Drug discovery and testing

Newly developed drugs have to be proved as efficient and safe before marketing. For this purposes, adsorption, distribution, metabolism and toxicology screening of the drugs are performed on in vitro models before1. Drug toxicity is mostly performed through primary hepatocytes in preclinical drug testing. However the process is not perfect, due to complications and unforeseen toxicity, some drugs have to be withdrawn from the market. As indicated by a recent study, about 19% of the drugs that failed in Phase II clinical trials and 21% of the drugs that failed in Phase III clinical trials1.

Recently it is discovered that Phase I and Phase II drug metabolizing enzyme activities in hepatocytes can be sustained for weeks when cultured in microgravity simulating devices such as rotating wall vessels, clinostats and random positioning machines1. Moreover, it was also shown that hepatocytes cultured in 3D culture in microgravity are capable of producing albumin, storing glycogen and forming bile canaliculi between hepatocytes with complicated tubular branches like in human body2. Since they also express elevated levels of mature hepatocyte genetic markers in function wise, they are considered as excellent candidates for preclinical drug testing3.

A recent research performed by Nislow et al, sent genetically engineered yeast to space with STS-135 program. The results revealed a unique chemogenomic pattern of yeast cells caused by the reduced convection of oxygen and carbondioxide. Thus, this altered pattern of mitochondrial and ribosomal respiratory function can allow analysis of drug pathways, which are not possible to obtain on Earth4.

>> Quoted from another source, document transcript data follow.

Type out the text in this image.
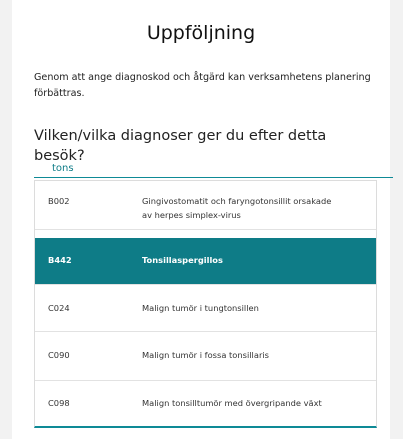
Uppföljning

Genom att ange diagnoskod och åtgärd kan verksamhetens planering förbättras.

Vilken/vilka diagnoser ger du efter detta besök?
tons
B002	Gingivostomatit och faryngotonsillit orsakade av herpes simplex-virus
B442	Tonsillaspergillos
C024	Malign tumör i tungtonsillen
C090	Malign tumör i fossa tonsillaris
C098	Malign tonsilltumör med övergripande växt
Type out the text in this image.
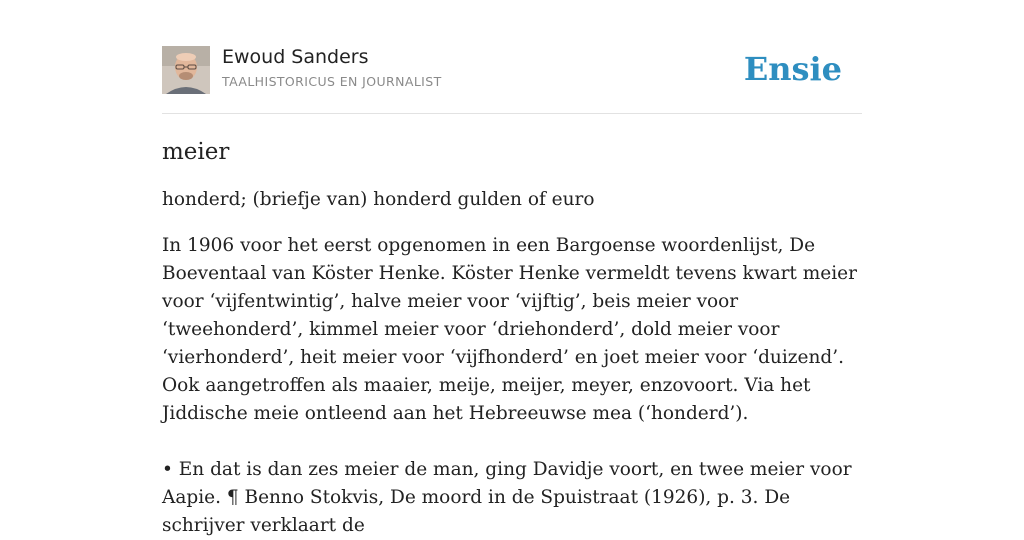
Ewoud Sanders
TAALHISTORICUS EN JOURNALIST	Ensie
meier

honderd; (briefje van) honderd gulden of euro

In 1906 voor het eerst opgenomen in een Bargoense woordenlijst, De Boeventaal van Köster Henke. Köster Henke vermeldt tevens kwart meier voor ‘vijfentwintig’, halve meier voor ‘vijftig’, beis meier voor ‘tweehonderd’, kimmel meier voor ‘driehonderd’, dold meier voor ‘vierhonderd’, heit meier voor ‘vijfhonderd’ en joet meier voor ‘duizend’. Ook aangetroffen als maaier, meije, meijer, meyer, enzovoort. Via het Jiddische meie ontleend aan het Hebreeuwse mea (‘honderd’).

• En dat is dan zes meier de man, ging Davidje voort, en twee meier voor Aapie. ¶ Benno Stokvis, De moord in de Spuistraat (1926), p. 3. De schrijver verklaart de
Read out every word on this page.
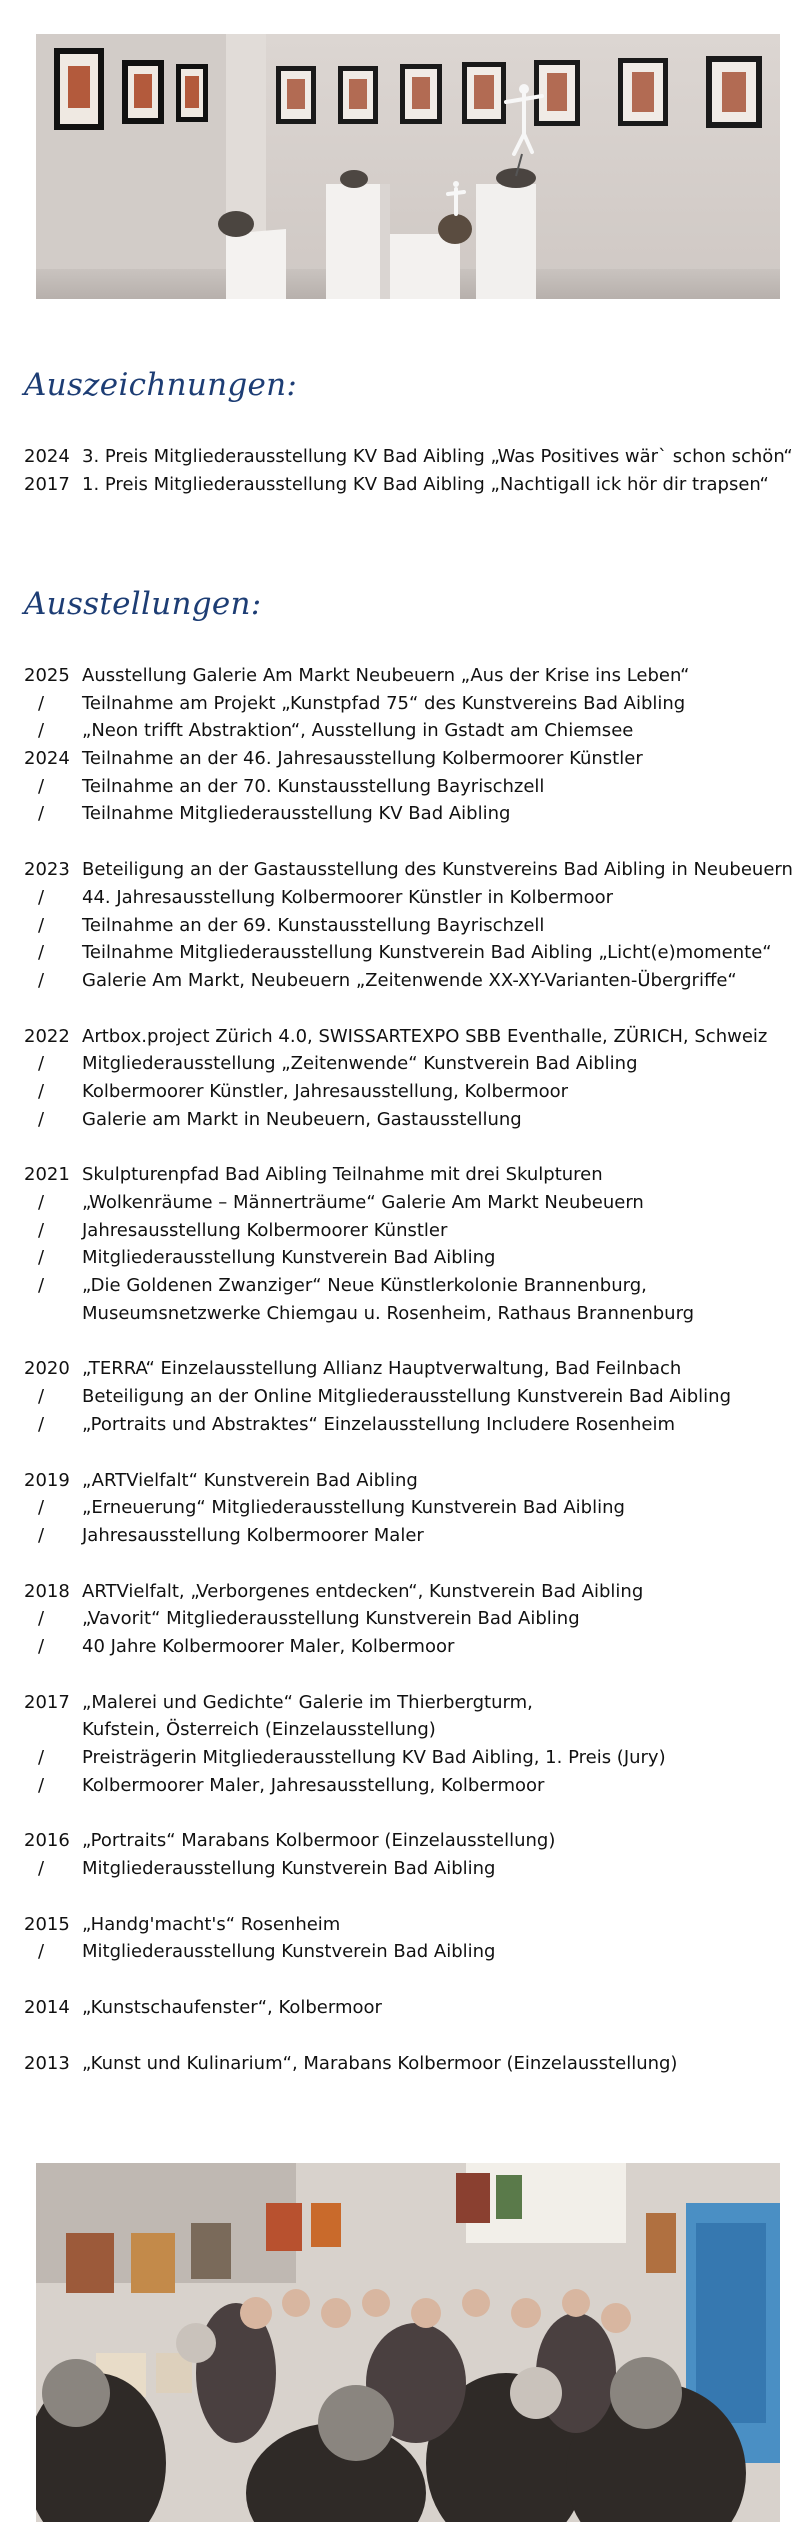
Auszeichnungen:
2024 3. Preis Mitgliederausstellung KV Bad Aibling „Was Positives wär` schon schön“
2017 1. Preis Mitgliederausstellung KV Bad Aibling „Nachtigall ick hör dir trapsen“
Ausstellungen:
2025 Ausstellung Galerie Am Markt Neubeuern „Aus der Krise ins Leben“
/	Teilnahme am Projekt „Kunstpfad 75“ des Kunstvereins Bad Aibling
/	„Neon trifft Abstraktion“, Ausstellung in Gstadt am Chiemsee
2024 Teilnahme an der 46. Jahresausstellung Kolbermoorer Künstler
/	Teilnahme an der 70. Kunstausstellung Bayrischzell
/	Teilnahme Mitgliederausstellung KV Bad Aibling
2023 Beteiligung an der Gastausstellung des Kunstvereins Bad Aibling in Neubeuern
/	44. Jahresausstellung Kolbermoorer Künstler in Kolbermoor
/	Teilnahme an der 69. Kunstausstellung Bayrischzell
/	Teilnahme Mitgliederausstellung Kunstverein Bad Aibling „Licht(e)momente“
/	Galerie Am Markt, Neubeuern „Zeitenwende XX-XY-Varianten-Übergriffe“
2022 Artbox.project Zürich 4.0, SWISSARTEXPO SBB Eventhalle, ZÜRICH, Schweiz
/	Mitgliederausstellung „Zeitenwende“ Kunstverein Bad Aibling
/	Kolbermoorer Künstler, Jahresausstellung, Kolbermoor
/	Galerie am Markt in Neubeuern, Gastausstellung
2021 Skulpturenpfad Bad Aibling Teilnahme mit drei Skulpturen
/	„Wolkenräume – Männerträume“ Galerie Am Markt Neubeuern
/	Jahresausstellung Kolbermoorer Künstler
/	Mitgliederausstellung Kunstverein Bad Aibling
/	„Die Goldenen Zwanziger“ Neue Künstlerkolonie Brannenburg,
Museumsnetzwerke Chiemgau u. Rosenheim, Rathaus Brannenburg
2020 „TERRA“ Einzelausstellung Allianz Hauptverwaltung, Bad Feilnbach
/	Beteiligung an der Online Mitgliederausstellung Kunstverein Bad Aibling
/	„Portraits und Abstraktes“ Einzelausstellung Includere Rosenheim
2019 „ARTVielfalt“ Kunstverein Bad Aibling
/	„Erneuerung“ Mitgliederausstellung Kunstverein Bad Aibling
/	Jahresausstellung Kolbermoorer Maler
2018 ARTVielfalt, „Verborgenes entdecken“, Kunstverein Bad Aibling
/	„Vavorit“ Mitgliederausstellung Kunstverein Bad Aibling
/	40 Jahre Kolbermoorer Maler, Kolbermoor
2017 „Malerei und Gedichte“ Galerie im Thierbergturm,
Kufstein, Österreich (Einzelausstellung)
/	Preisträgerin Mitgliederausstellung KV Bad Aibling, 1. Preis (Jury)
/	Kolbermoorer Maler, Jahresausstellung, Kolbermoor
2016 „Portraits“ Marabans Kolbermoor (Einzelausstellung)
/	Mitgliederausstellung Kunstverein Bad Aibling
2015 „Handg'macht's“ Rosenheim
/	Mitgliederausstellung Kunstverein Bad Aibling
2014 „Kunstschaufenster“, Kolbermoor
2013 „Kunst und Kulinarium“, Marabans Kolbermoor (Einzelausstellung)
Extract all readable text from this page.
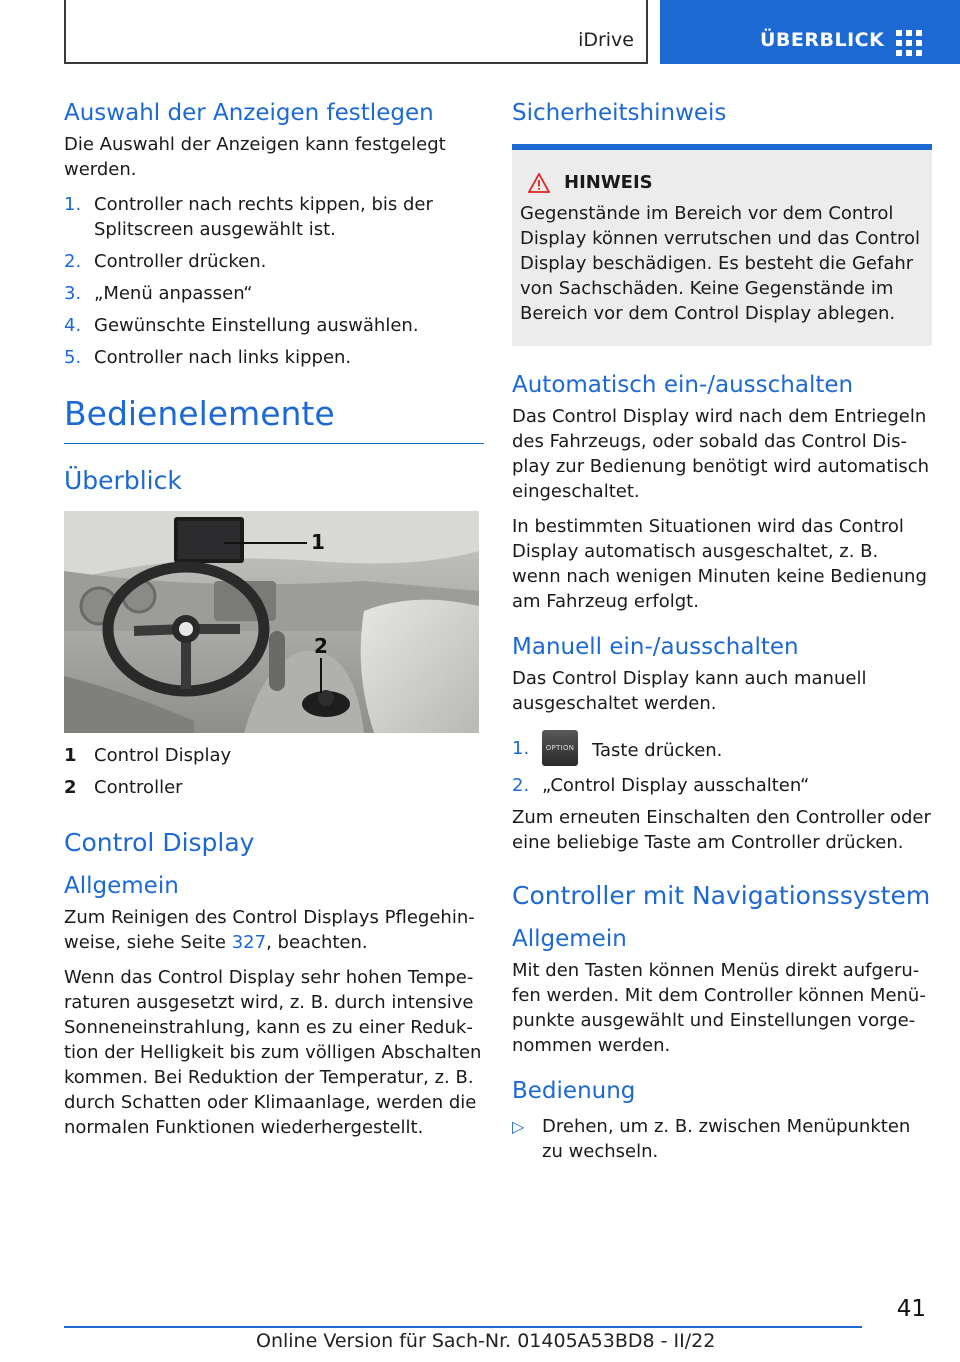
iDrive	ÜBERBLICK
Auswahl der Anzeigen festlegen

Die Auswahl der Anzeigen kann festgelegt werden.

1. Controller nach rechts kippen, bis der Splitscreen ausgewählt ist.
2. Controller drücken.
3. „Menü anpassen“
4. Gewünschte Einstellung auswählen.
5. Controller nach links kippen.
Bedienelemente
Überblick
1
2
1 Control Display
2 Controller
Control Display
Allgemein

Zum Reinigen des Control Displays Pflegehinweise, siehe Seite 327, beachten.

Wenn das Control Display sehr hohen Temperaturen ausgesetzt wird, z. B. durch intensive Sonneneinstrahlung, kann es zu einer Reduktion der Helligkeit bis zum völligen Abschalten kommen. Bei Reduktion der Temperatur, z. B. durch Schatten oder Klimaanlage, werden die normalen Funktionen wiederhergestellt.

Sicherheitshinweis
HINWEIS

Gegenstände im Bereich vor dem Control Display können verrutschen und das Control Display beschädigen. Es besteht die Gefahr von Sachschäden. Keine Gegenstände im Bereich vor dem Control Display ablegen.

Automatisch ein-/ausschalten

Das Control Display wird nach dem Entriegeln des Fahrzeugs, oder sobald das Control Display zur Bedienung benötigt wird automatisch eingeschaltet.

In bestimmten Situationen wird das Control Display automatisch ausgeschaltet, z. B. wenn nach wenigen Minuten keine Bedienung am Fahrzeug erfolgt.

Manuell ein-/ausschalten

Das Control Display kann auch manuell ausgeschaltet werden.

1. OPTION Taste drücken.
2. „Control Display ausschalten“

Zum erneuten Einschalten den Controller oder eine beliebige Taste am Controller drücken.

Controller mit Navigationssystem
Allgemein

Mit den Tasten können Menüs direkt aufgerufen werden. Mit dem Controller können Menüpunkte ausgewählt und Einstellungen vorgenommen werden.

Bedienung
▷ Drehen, um z. B. zwischen Menüpunkten zu wechseln.
41
Online Version für Sach-Nr. 01405A53BD8 - II/22
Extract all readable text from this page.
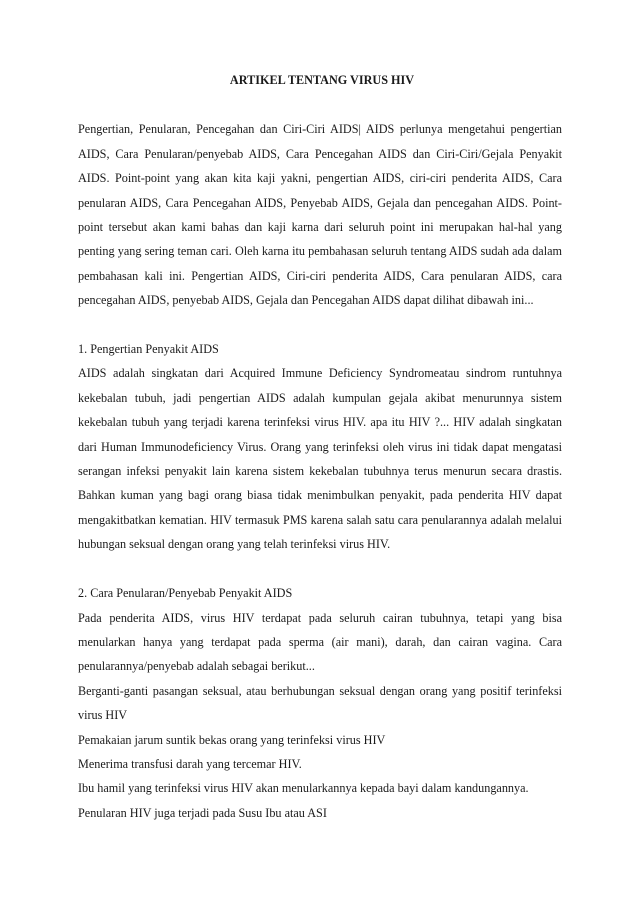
ARTIKEL TENTANG VIRUS HIV

Pengertian, Penularan, Pencegahan dan Ciri-Ciri AIDS| AIDS perlunya mengetahui pengertian AIDS, Cara Penularan/penyebab AIDS, Cara Pencegahan AIDS dan Ciri-Ciri/Gejala Penyakit AIDS. Point-point yang akan kita kaji yakni, pengertian AIDS, ciri-ciri penderita AIDS, Cara penularan AIDS, Cara Pencegahan AIDS, Penyebab AIDS, Gejala dan pencegahan AIDS. Point-point tersebut akan kami bahas dan kaji karna dari seluruh point ini merupakan hal-hal yang penting yang sering teman cari. Oleh karna itu pembahasan seluruh tentang AIDS sudah ada dalam pembahasan kali ini. Pengertian AIDS, Ciri-ciri penderita AIDS, Cara penularan AIDS, cara pencegahan AIDS, penyebab AIDS, Gejala dan Pencegahan AIDS dapat dilihat dibawah ini...

1. Pengertian Penyakit AIDS

AIDS adalah singkatan dari Acquired Immune Deficiency Syndromeatau sindrom runtuhnya kekebalan tubuh, jadi pengertian AIDS adalah kumpulan gejala akibat menurunnya sistem kekebalan tubuh yang terjadi karena terinfeksi virus HIV. apa itu HIV ?... HIV adalah singkatan dari Human Immunodeficiency Virus. Orang yang terinfeksi oleh virus ini tidak dapat mengatasi serangan infeksi penyakit lain karena sistem kekebalan tubuhnya terus menurun secara drastis. Bahkan kuman yang bagi orang biasa tidak menimbulkan penyakit, pada penderita HIV dapat mengakitbatkan kematian. HIV termasuk PMS karena salah satu cara penularannya adalah melalui hubungan seksual dengan orang yang telah terinfeksi virus HIV.

2. Cara Penularan/Penyebab Penyakit AIDS

Pada penderita AIDS, virus HIV terdapat pada seluruh cairan tubuhnya, tetapi yang bisa menularkan hanya yang terdapat pada sperma (air mani), darah, dan cairan vagina. Cara penularannya/penyebab adalah sebagai berikut...

Berganti-ganti pasangan seksual, atau berhubungan seksual dengan orang yang positif terinfeksi virus HIV

Pemakaian jarum suntik bekas orang yang terinfeksi virus HIV

Menerima transfusi darah yang tercemar HIV.

Ibu hamil yang terinfeksi virus HIV akan menularkannya kepada bayi dalam kandungannya.

Penularan HIV juga terjadi pada Susu Ibu atau ASI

All in all, microgravity offers a unique platform for drug discovery and testing due to the fact that in microgravity hepatocytes can sustain Phase I and Phase II drug metabolizing enzyme activities for a long time. Moreover, the altered redox potential with changes in reactive oxygen species that occur in microgravity is not achievable on Earth, therefore microgravity offer a new perspective to drug pathway analysis.


1. Hammond, T., Allen, P., & Birdsall, H. (2016) Is There a Space-Based Technology Solution to Problems with Preclinical Drug Toxicity Testing? Pharmaceutical research, 1-7.
2. Ishikawa M, Sekine K, Okamura A, Zheng YW, Ueno Y, Koike N, et al. (2011) Reconstitution of hepatic tissue architectures from fetal liver cells obtained from a three-dimensional culture with a rotating wall vessel bioreactor. J Biosci Bioeng. 2011;111(6):711–8.
3. Fey SJ, Wrzesinski K. (2012) Determination of drug toxicity using 3D spheroids constructed from an immortal human hepatocyte cell line. Toxicol Sci. 2012;127(2):403–11.
4. Nislow C, Lee AY, Allen PL, Giaever G, Smith A, Gebbia M, et al. (2015) Genes required for survival in microgravity revealed by genome- wide yeast deletion collections cultured during spaceflight. Biomed Res Int. 2015;2015:976458.